Using a solver not listed here

We provide working implementations for the set of solvers mentioned above. And while our code should work with several other available libraries and wrappers, keep in mind that there is no universal way to control the behaviour of all of them. That is, while JuMP allows to seemly change between them, there is still a considerable variety of ways to pass an optimizer's arguments to tune its properties.

Therefore, in our code we had to resort to a (dirty) implementation such that, whenever solver_args is different to nothing, we use a series of if-elseif-else statements to properly set the optimizer of the specific solver.
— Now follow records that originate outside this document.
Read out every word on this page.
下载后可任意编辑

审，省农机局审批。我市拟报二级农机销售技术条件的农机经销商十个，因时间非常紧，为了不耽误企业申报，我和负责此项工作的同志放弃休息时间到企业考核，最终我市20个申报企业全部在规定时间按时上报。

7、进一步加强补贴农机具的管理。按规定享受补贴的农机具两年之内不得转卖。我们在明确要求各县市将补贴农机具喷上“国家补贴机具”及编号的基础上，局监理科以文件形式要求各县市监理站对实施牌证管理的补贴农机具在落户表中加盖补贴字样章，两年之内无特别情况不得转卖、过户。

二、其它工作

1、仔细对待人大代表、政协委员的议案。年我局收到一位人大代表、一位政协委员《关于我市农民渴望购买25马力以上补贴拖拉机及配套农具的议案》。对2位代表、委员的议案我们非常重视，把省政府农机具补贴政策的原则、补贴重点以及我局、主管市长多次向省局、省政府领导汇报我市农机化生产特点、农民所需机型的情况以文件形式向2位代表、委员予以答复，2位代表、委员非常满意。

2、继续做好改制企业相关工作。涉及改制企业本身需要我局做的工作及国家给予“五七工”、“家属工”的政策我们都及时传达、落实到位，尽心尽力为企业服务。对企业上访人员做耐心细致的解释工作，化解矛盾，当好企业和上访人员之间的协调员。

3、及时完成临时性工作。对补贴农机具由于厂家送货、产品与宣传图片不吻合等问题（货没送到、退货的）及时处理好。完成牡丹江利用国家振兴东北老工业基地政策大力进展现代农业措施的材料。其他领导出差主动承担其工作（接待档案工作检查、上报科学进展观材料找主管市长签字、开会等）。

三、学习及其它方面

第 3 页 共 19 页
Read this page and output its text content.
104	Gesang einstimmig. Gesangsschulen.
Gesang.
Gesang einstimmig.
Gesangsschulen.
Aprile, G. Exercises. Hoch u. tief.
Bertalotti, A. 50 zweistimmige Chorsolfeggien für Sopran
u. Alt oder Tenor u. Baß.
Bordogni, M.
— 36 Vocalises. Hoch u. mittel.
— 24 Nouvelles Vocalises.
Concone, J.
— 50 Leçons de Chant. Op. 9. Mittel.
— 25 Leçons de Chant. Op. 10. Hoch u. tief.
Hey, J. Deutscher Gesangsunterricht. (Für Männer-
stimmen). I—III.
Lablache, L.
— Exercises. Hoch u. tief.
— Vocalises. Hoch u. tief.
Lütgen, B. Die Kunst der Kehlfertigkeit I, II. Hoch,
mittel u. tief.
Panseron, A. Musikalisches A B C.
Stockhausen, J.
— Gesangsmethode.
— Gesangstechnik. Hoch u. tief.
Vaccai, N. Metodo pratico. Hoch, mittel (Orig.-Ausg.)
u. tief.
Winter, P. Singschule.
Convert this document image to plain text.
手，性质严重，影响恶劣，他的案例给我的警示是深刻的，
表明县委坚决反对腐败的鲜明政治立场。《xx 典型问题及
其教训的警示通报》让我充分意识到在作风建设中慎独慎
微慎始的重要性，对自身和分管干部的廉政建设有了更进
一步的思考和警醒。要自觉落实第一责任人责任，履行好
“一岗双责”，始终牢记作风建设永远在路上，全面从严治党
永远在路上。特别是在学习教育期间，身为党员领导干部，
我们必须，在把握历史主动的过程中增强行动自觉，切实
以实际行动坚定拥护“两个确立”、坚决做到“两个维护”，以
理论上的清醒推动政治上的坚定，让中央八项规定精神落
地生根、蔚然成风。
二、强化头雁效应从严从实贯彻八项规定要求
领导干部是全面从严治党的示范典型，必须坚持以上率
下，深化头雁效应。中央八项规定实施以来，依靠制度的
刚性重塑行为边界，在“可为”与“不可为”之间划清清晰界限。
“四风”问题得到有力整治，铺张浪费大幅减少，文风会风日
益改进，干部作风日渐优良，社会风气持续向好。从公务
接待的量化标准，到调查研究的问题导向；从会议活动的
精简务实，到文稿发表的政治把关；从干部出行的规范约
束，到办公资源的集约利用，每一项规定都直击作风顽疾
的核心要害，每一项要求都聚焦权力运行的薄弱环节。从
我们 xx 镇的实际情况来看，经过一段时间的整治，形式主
All of this means that if you want to use a solver not considered here and pass attributes to it when the model is created, you'll need to specify the proper argument passing syntax. To do so, you'll have to modify the if-elseif-else statements that defines optimizer in the definition of solve_LP_instance (lines 526-536) and fine_tune_forces! (lines 753-763), and adapt it to the solver of your choice.